Mauritania–North Korea relations refers to the current and historical relationship between the Islamic Republic of Mauritania and the Democratic People's Republic of Korea (DPRK), commonly known as North Korea. Neither country maintains an embassy in their respective capitals.

==History==
Despite Mauritania's pro-French stance during the Cold War, the country maintained relatively close ties with the DPRK at times. Diplomatic relations were established on 11 November 1964, which caused South Korea to break off relations with Mauritania. On 4 November 1964, North Korea and Mauritania had issued a Joint Communiqué calling for the withdrawal of all foreign armed forces from Asia, Africa and Latin America, and endorsing the second Afro-Asian conference.

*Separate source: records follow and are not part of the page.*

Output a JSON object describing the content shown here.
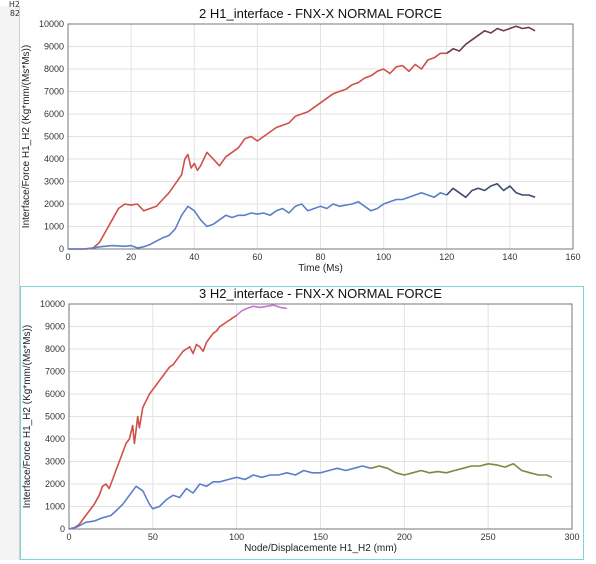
{
  "side_labels": [
    "H2",
    "82"
  ],
  "chart_data": [
    {
      "type": "line",
      "title": "2 H1_interface - FNX-X NORMAL FORCE",
      "xlabel": "Time (Ms)",
      "ylabel": "Interface/Force H1_H2 (Kg*mm/(Ms*Ms))",
      "xlim": [
        0,
        160
      ],
      "ylim": [
        0,
        10000
      ],
      "xticks": [
        0,
        20,
        40,
        60,
        80,
        100,
        120,
        140,
        160
      ],
      "yticks": [
        0,
        1000,
        2000,
        3000,
        4000,
        5000,
        6000,
        7000,
        8000,
        9000,
        10000
      ],
      "grid": true,
      "series": [
        {
          "color": "#d0504a",
          "points": [
            [
              0,
              0
            ],
            [
              5,
              0
            ],
            [
              8,
              50
            ],
            [
              10,
              300
            ],
            [
              12,
              800
            ],
            [
              14,
              1300
            ],
            [
              16,
              1800
            ],
            [
              18,
              2000
            ],
            [
              20,
              1950
            ],
            [
              22,
              2000
            ],
            [
              24,
              1700
            ],
            [
              26,
              1800
            ],
            [
              28,
              1900
            ],
            [
              30,
              2200
            ],
            [
              32,
              2500
            ],
            [
              34,
              2900
            ],
            [
              36,
              3300
            ],
            [
              37,
              4000
            ],
            [
              38,
              4200
            ],
            [
              39,
              3600
            ],
            [
              40,
              3800
            ],
            [
              41,
              3500
            ],
            [
              42,
              3700
            ],
            [
              44,
              4300
            ],
            [
              46,
              4000
            ],
            [
              48,
              3700
            ],
            [
              50,
              4100
            ],
            [
              52,
              4300
            ],
            [
              54,
              4500
            ],
            [
              56,
              4900
            ],
            [
              58,
              5000
            ],
            [
              60,
              4800
            ],
            [
              62,
              5000
            ],
            [
              64,
              5200
            ],
            [
              66,
              5400
            ],
            [
              68,
              5500
            ],
            [
              70,
              5600
            ],
            [
              72,
              5900
            ],
            [
              74,
              6000
            ],
            [
              76,
              6100
            ],
            [
              78,
              6300
            ],
            [
              80,
              6500
            ],
            [
              82,
              6700
            ],
            [
              84,
              6900
            ],
            [
              86,
              7000
            ],
            [
              88,
              7100
            ],
            [
              90,
              7300
            ],
            [
              92,
              7400
            ],
            [
              94,
              7600
            ],
            [
              96,
              7700
            ],
            [
              98,
              7900
            ],
            [
              100,
              8000
            ],
            [
              102,
              7800
            ],
            [
              104,
              8100
            ],
            [
              106,
              8150
            ],
            [
              108,
              7900
            ],
            [
              110,
              8200
            ],
            [
              112,
              8000
            ],
            [
              114,
              8400
            ],
            [
              116,
              8500
            ],
            [
              118,
              8700
            ],
            [
              120,
              8700
            ]
          ]
        },
        {
          "color": "#6d3a52",
          "points": [
            [
              120,
              8700
            ],
            [
              122,
              8900
            ],
            [
              124,
              8800
            ],
            [
              126,
              9100
            ],
            [
              128,
              9300
            ],
            [
              130,
              9500
            ],
            [
              132,
              9700
            ],
            [
              134,
              9600
            ],
            [
              136,
              9800
            ],
            [
              138,
              9700
            ],
            [
              140,
              9800
            ],
            [
              142,
              9900
            ],
            [
              144,
              9800
            ],
            [
              146,
              9850
            ],
            [
              148,
              9700
            ]
          ]
        },
        {
          "color": "#5b7fc8",
          "points": [
            [
              0,
              0
            ],
            [
              6,
              0
            ],
            [
              10,
              100
            ],
            [
              14,
              150
            ],
            [
              18,
              120
            ],
            [
              20,
              150
            ],
            [
              22,
              50
            ],
            [
              24,
              100
            ],
            [
              26,
              200
            ],
            [
              28,
              350
            ],
            [
              30,
              500
            ],
            [
              32,
              600
            ],
            [
              34,
              900
            ],
            [
              36,
              1500
            ],
            [
              38,
              1900
            ],
            [
              40,
              1700
            ],
            [
              42,
              1300
            ],
            [
              44,
              1000
            ],
            [
              46,
              1100
            ],
            [
              48,
              1300
            ],
            [
              50,
              1500
            ],
            [
              52,
              1400
            ],
            [
              54,
              1500
            ],
            [
              56,
              1500
            ],
            [
              58,
              1600
            ],
            [
              60,
              1550
            ],
            [
              62,
              1600
            ],
            [
              64,
              1500
            ],
            [
              66,
              1700
            ],
            [
              68,
              1800
            ],
            [
              70,
              1600
            ],
            [
              72,
              1900
            ],
            [
              74,
              2000
            ],
            [
              76,
              1700
            ],
            [
              78,
              1800
            ],
            [
              80,
              1900
            ],
            [
              82,
              1800
            ],
            [
              84,
              2000
            ],
            [
              86,
              1900
            ],
            [
              88,
              1950
            ],
            [
              90,
              2000
            ],
            [
              92,
              2100
            ],
            [
              94,
              1900
            ],
            [
              96,
              1700
            ],
            [
              98,
              1800
            ],
            [
              100,
              2000
            ],
            [
              102,
              2100
            ],
            [
              104,
              2200
            ],
            [
              106,
              2200
            ],
            [
              108,
              2300
            ],
            [
              110,
              2400
            ],
            [
              112,
              2500
            ],
            [
              114,
              2400
            ],
            [
              116,
              2300
            ],
            [
              118,
              2500
            ],
            [
              120,
              2400
            ]
          ]
        },
        {
          "color": "#3f4a6e",
          "points": [
            [
              120,
              2400
            ],
            [
              122,
              2700
            ],
            [
              124,
              2500
            ],
            [
              126,
              2300
            ],
            [
              128,
              2600
            ],
            [
              130,
              2700
            ],
            [
              132,
              2600
            ],
            [
              134,
              2800
            ],
            [
              136,
              2900
            ],
            [
              138,
              2600
            ],
            [
              140,
              2800
            ],
            [
              142,
              2500
            ],
            [
              144,
              2400
            ],
            [
              146,
              2400
            ],
            [
              148,
              2300
            ]
          ]
        }
      ]
    },
    {
      "type": "line",
      "title": "3 H2_interface - FNX-X NORMAL FORCE",
      "xlabel": "Node/Displacemente H1_H2 (mm)",
      "ylabel": "Interface/Force H1_H2 (Kg*mm/(Ms*Ms))",
      "xlim": [
        0,
        300
      ],
      "ylim": [
        0,
        10000
      ],
      "xticks": [
        0,
        50,
        100,
        150,
        200,
        250,
        300
      ],
      "yticks": [
        0,
        1000,
        2000,
        3000,
        4000,
        5000,
        6000,
        7000,
        8000,
        9000,
        10000
      ],
      "grid": true,
      "series": [
        {
          "color": "#d0504a",
          "points": [
            [
              0,
              0
            ],
            [
              3,
              50
            ],
            [
              6,
              200
            ],
            [
              10,
              600
            ],
            [
              15,
              1100
            ],
            [
              18,
              1500
            ],
            [
              20,
              1900
            ],
            [
              22,
              2000
            ],
            [
              24,
              1800
            ],
            [
              26,
              2200
            ],
            [
              28,
              2600
            ],
            [
              30,
              3000
            ],
            [
              32,
              3400
            ],
            [
              34,
              3800
            ],
            [
              36,
              4000
            ],
            [
              38,
              4600
            ],
            [
              39,
              3800
            ],
            [
              40,
              4400
            ],
            [
              41,
              5000
            ],
            [
              42,
              4500
            ],
            [
              44,
              5400
            ],
            [
              46,
              5700
            ],
            [
              48,
              6000
            ],
            [
              50,
              6200
            ],
            [
              52,
              6400
            ],
            [
              54,
              6600
            ],
            [
              56,
              6800
            ],
            [
              58,
              7000
            ],
            [
              60,
              7200
            ],
            [
              62,
              7300
            ],
            [
              64,
              7500
            ],
            [
              66,
              7700
            ],
            [
              68,
              7900
            ],
            [
              70,
              8000
            ],
            [
              72,
              8100
            ],
            [
              74,
              7800
            ],
            [
              76,
              8200
            ],
            [
              78,
              8100
            ],
            [
              80,
              7900
            ],
            [
              82,
              8300
            ],
            [
              84,
              8500
            ],
            [
              86,
              8700
            ],
            [
              88,
              8800
            ],
            [
              90,
              9000
            ],
            [
              92,
              9100
            ],
            [
              94,
              9200
            ],
            [
              96,
              9300
            ],
            [
              98,
              9400
            ],
            [
              100,
              9500
            ]
          ]
        },
        {
          "color": "#c874d8",
          "points": [
            [
              100,
              9500
            ],
            [
              103,
              9700
            ],
            [
              106,
              9800
            ],
            [
              110,
              9900
            ],
            [
              114,
              9850
            ],
            [
              118,
              9900
            ],
            [
              122,
              9950
            ],
            [
              126,
              9850
            ],
            [
              130,
              9800
            ]
          ]
        },
        {
          "color": "#5b7fc8",
          "points": [
            [
              0,
              0
            ],
            [
              5,
              100
            ],
            [
              10,
              300
            ],
            [
              15,
              350
            ],
            [
              20,
              500
            ],
            [
              25,
              600
            ],
            [
              28,
              800
            ],
            [
              32,
              1100
            ],
            [
              36,
              1500
            ],
            [
              40,
              1900
            ],
            [
              44,
              1700
            ],
            [
              48,
              1100
            ],
            [
              50,
              900
            ],
            [
              54,
              1000
            ],
            [
              58,
              1300
            ],
            [
              62,
              1500
            ],
            [
              66,
              1400
            ],
            [
              70,
              1800
            ],
            [
              74,
              1600
            ],
            [
              78,
              2000
            ],
            [
              82,
              1900
            ],
            [
              86,
              2100
            ],
            [
              90,
              2100
            ],
            [
              95,
              2200
            ],
            [
              100,
              2300
            ],
            [
              105,
              2200
            ],
            [
              110,
              2400
            ],
            [
              115,
              2300
            ],
            [
              120,
              2400
            ],
            [
              125,
              2400
            ],
            [
              130,
              2500
            ],
            [
              135,
              2400
            ],
            [
              140,
              2600
            ],
            [
              145,
              2500
            ],
            [
              150,
              2500
            ],
            [
              155,
              2600
            ],
            [
              160,
              2700
            ],
            [
              165,
              2600
            ],
            [
              170,
              2700
            ],
            [
              175,
              2800
            ],
            [
              180,
              2700
            ]
          ]
        },
        {
          "color": "#7a8a3e",
          "points": [
            [
              180,
              2700
            ],
            [
              185,
              2800
            ],
            [
              190,
              2700
            ],
            [
              195,
              2500
            ],
            [
              200,
              2400
            ],
            [
              205,
              2500
            ],
            [
              210,
              2600
            ],
            [
              215,
              2500
            ],
            [
              220,
              2550
            ],
            [
              225,
              2500
            ],
            [
              230,
              2600
            ],
            [
              235,
              2700
            ],
            [
              240,
              2800
            ],
            [
              245,
              2800
            ],
            [
              250,
              2900
            ],
            [
              255,
              2850
            ],
            [
              260,
              2750
            ],
            [
              265,
              2900
            ],
            [
              270,
              2600
            ],
            [
              275,
              2500
            ],
            [
              280,
              2400
            ],
            [
              285,
              2400
            ],
            [
              288,
              2300
            ]
          ]
        }
      ]
    }
  ]
}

In 1967, President Moktar Ould Daddah of Mauritania went on a state visit to Pyongyang. In 1970, Kang Ryang-uk led an important delegation to Mauritania.

On 30 May 1975, Kim Il Sung made a state visit to Mauritania. This, jointly with a visit to neighboring Algeria during the same trip, was the sole occasion that the North Korean Leader visited a country outside of the East bloc and Asia. During the trip, Kim Il Sung was awarded with the Grand National Order of Merit of Mauritania. The visit is commemorated in the International Friendship Exhibition, which features a world map on which Mauritania and other countries visited by the country's Eternal President are lit up (in addition to a photo of Kim and President Ould Daddah). The visit was also commemorated in a North Korean newsreel. Almost immediately, in 1976, the reel was pulled from circulation because North Korea's relations with Mauritania soured after North Korea recognized the Sahrawi Arab Democratic Republic.

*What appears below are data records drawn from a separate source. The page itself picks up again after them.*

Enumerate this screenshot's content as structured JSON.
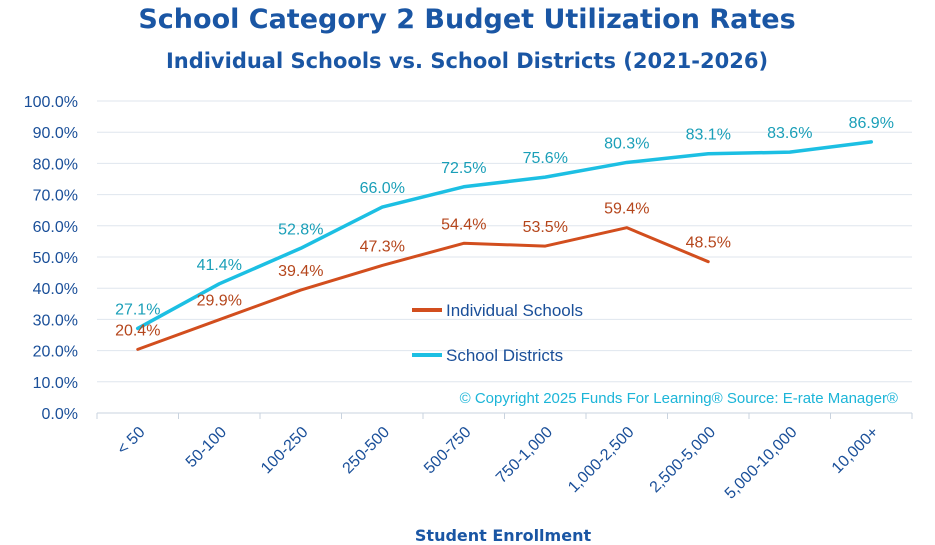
{
  "chart_data": {
    "type": "line",
    "title": "School Category 2 Budget Utilization Rates",
    "subtitle": "Individual Schools vs. School Districts (2021-2026)",
    "xlabel": "Student Enrollment",
    "ylabel": "",
    "categories": [
      "< 50",
      "50-100",
      "100-250",
      "250-500",
      "500-750",
      "750-1,000",
      "1,000-2,500",
      "2,500-5,000",
      "5,000-10,000",
      "10,000+"
    ],
    "y_ticks": [
      "0.0%",
      "10.0%",
      "20.0%",
      "30.0%",
      "40.0%",
      "50.0%",
      "60.0%",
      "70.0%",
      "80.0%",
      "90.0%",
      "100.0%"
    ],
    "ylim": [
      0,
      100
    ],
    "grid": true,
    "legend_position": "center",
    "series": [
      {
        "name": "Individual Schools",
        "color": "#d24e1e",
        "label_color": "#b5461c",
        "values": [
          20.4,
          29.9,
          39.4,
          47.3,
          54.4,
          53.5,
          59.4,
          48.5,
          null,
          null
        ],
        "labels": [
          "20.4%",
          "29.9%",
          "39.4%",
          "47.3%",
          "54.4%",
          "53.5%",
          "59.4%",
          "48.5%",
          null,
          null
        ]
      },
      {
        "name": "School Districts",
        "color": "#1cbfe3",
        "label_color": "#1a9fb8",
        "values": [
          27.1,
          41.4,
          52.8,
          66.0,
          72.5,
          75.6,
          80.3,
          83.1,
          83.6,
          86.9
        ],
        "labels": [
          "27.1%",
          "41.4%",
          "52.8%",
          "66.0%",
          "72.5%",
          "75.6%",
          "80.3%",
          "83.1%",
          "83.6%",
          "86.9%"
        ]
      }
    ],
    "annotation": "© Copyright 2025 Funds For Learning® Source: E-rate Manager®"
  }
}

Relations presumably remained strained during the late 1970s and early 1980s, due to North Korean aid to and military backing for the Polisario Front and the Sahrawi Arab Democratic Republic during the Western Sahara War.

In June 1977, diplomatic relations between the two countries were broken off, and remained such for some time.

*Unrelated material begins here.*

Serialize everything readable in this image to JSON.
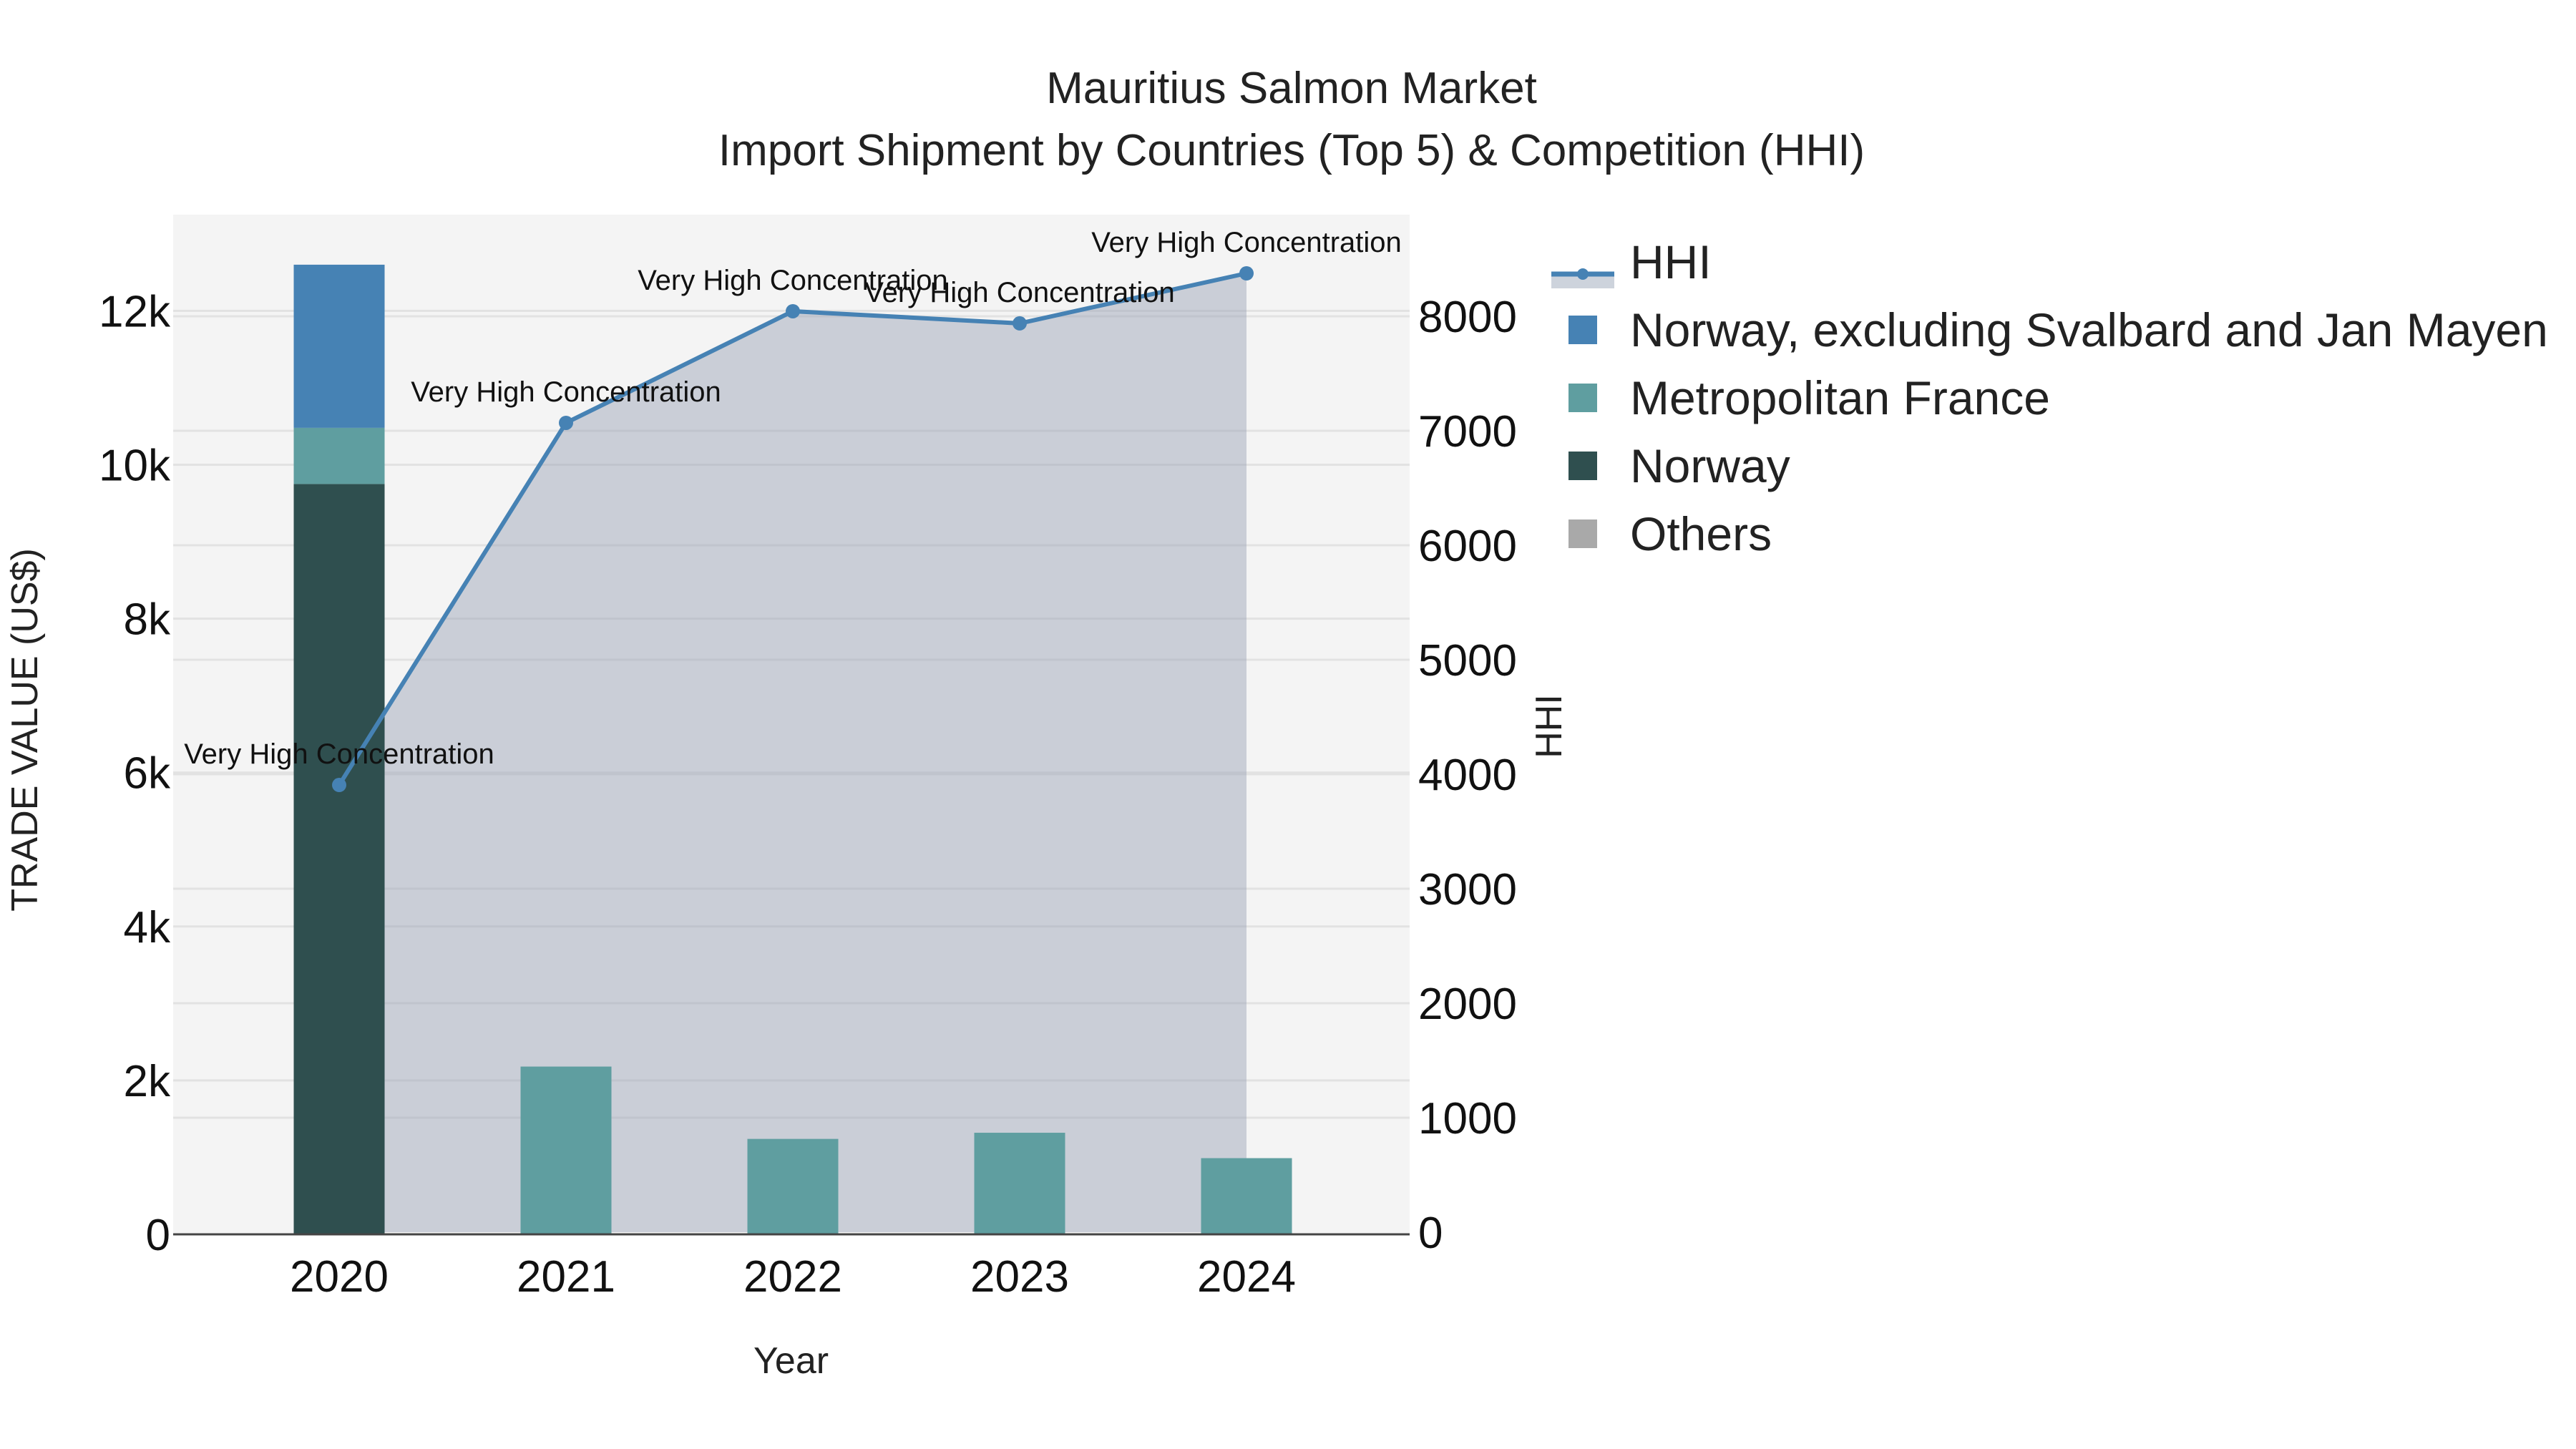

In April 2017, a delegation from North Korea led by Vice Foreign Minister Sin Hong Chol visited Mauritania, where they paid a courtesy call on Foreign Minister Isselkou Ould Ahmed Izid Bih and discussed strengthening bilateral cooperation and coordination on matters of mutual interest.

In 9 September 2018, President Mohamed Ould Abdel Aziz of Mauritania visited Pyongyang, North Korea, to participate in celebrations marking the 70th anniversary of the country’s founding. He was accompanied by a high-level delegation.